Öffentlicher Gesundheitsdienst – Bevölkerungsmedizin/-prävention
„Zur Lage der Ärztinnen und Ärzte im Öffentlichen Gesundheitsdienst“ berichten Ute Teichert und Annegret Schoeller. Sie stellen fest, dass der ÖGD immer dann verstärkt in den Blickpunkt der Öffentlichkeit rückt, wenn die Gesellschaft mit den Gefahren und Herausforderungen von Pandemien konfrontiert oder die Forderung nach verstärkten Kontrollen durch die Gesundheitsämter erhoben wird, um Hygienemängeln in Arztpraxen, Krankenhäusern und Heimen zu begegnen. Im Jahr 2015 wurden die Aktivitäten des ÖGD insbesondere im Zusammenhang mit der Masernwelle sowie vor allem in der zweiten Jahreshälfte des Jahres 2015 im Kontext mit Gesundheitsuntersuchungen und Gesundheitsversorgung für Flüchtlinge wahrgenommen.

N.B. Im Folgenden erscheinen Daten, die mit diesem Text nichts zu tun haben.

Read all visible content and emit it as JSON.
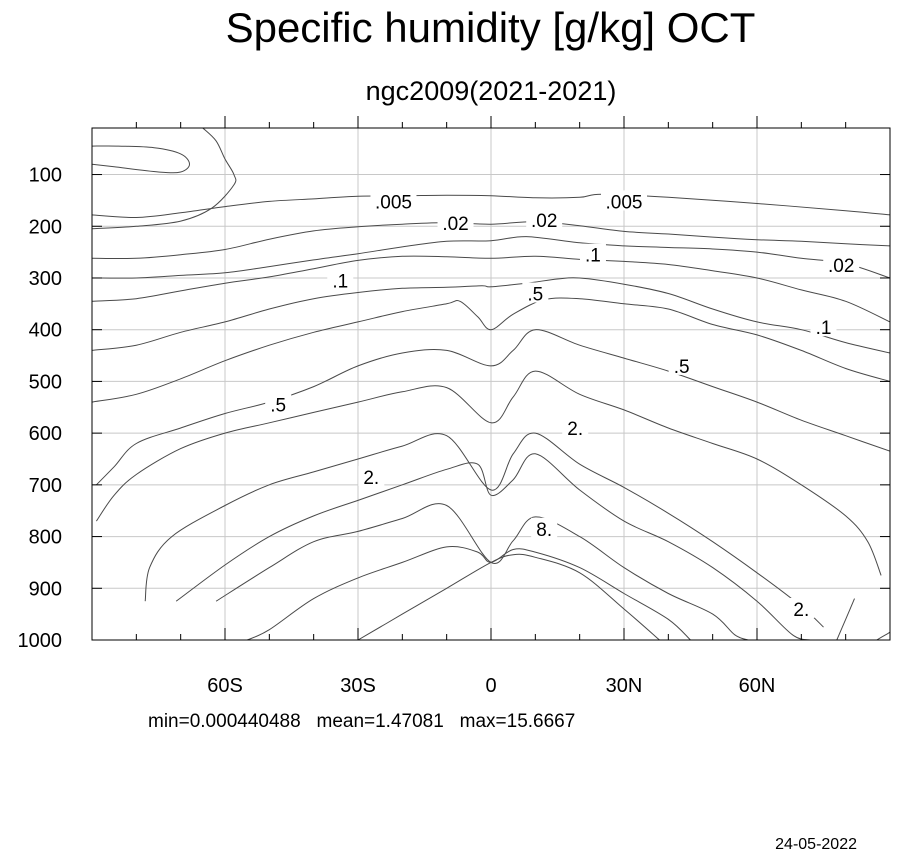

Bei Herausforderungen, die nicht oder nicht ausreichend im Rahmen der Regelversorgung im ambulanten und stationären Bereich bewältigt werden können, wird der ÖGD stärker sicht- und wahrnehmbar.
In Leverkusen läuft ein sehr spannendes Präventionsprojekt im Bereich „Betriebliches Gesundheitsmanagement“, bei dem der ÖGD auch ein Partner im Handlungsfeld ist. Die Autoren Birgit Künanz, Regina Poppelreuther und Rüdiger Schüller stellen PLAN GESUNDHEIT vor, ein Präventionsprogramm mit 1,5- bis 2-jähriger Laufzeit. Die pronova BKK, die Deutsche Rentenversicherung und der Arbeitgeber teilen sich in einer sektorenübergreifende Finanzierung die Kosten des Projekts, das ein gelungenes Beispiel für Prävention im Setting ist und neue Wege aufzeigt.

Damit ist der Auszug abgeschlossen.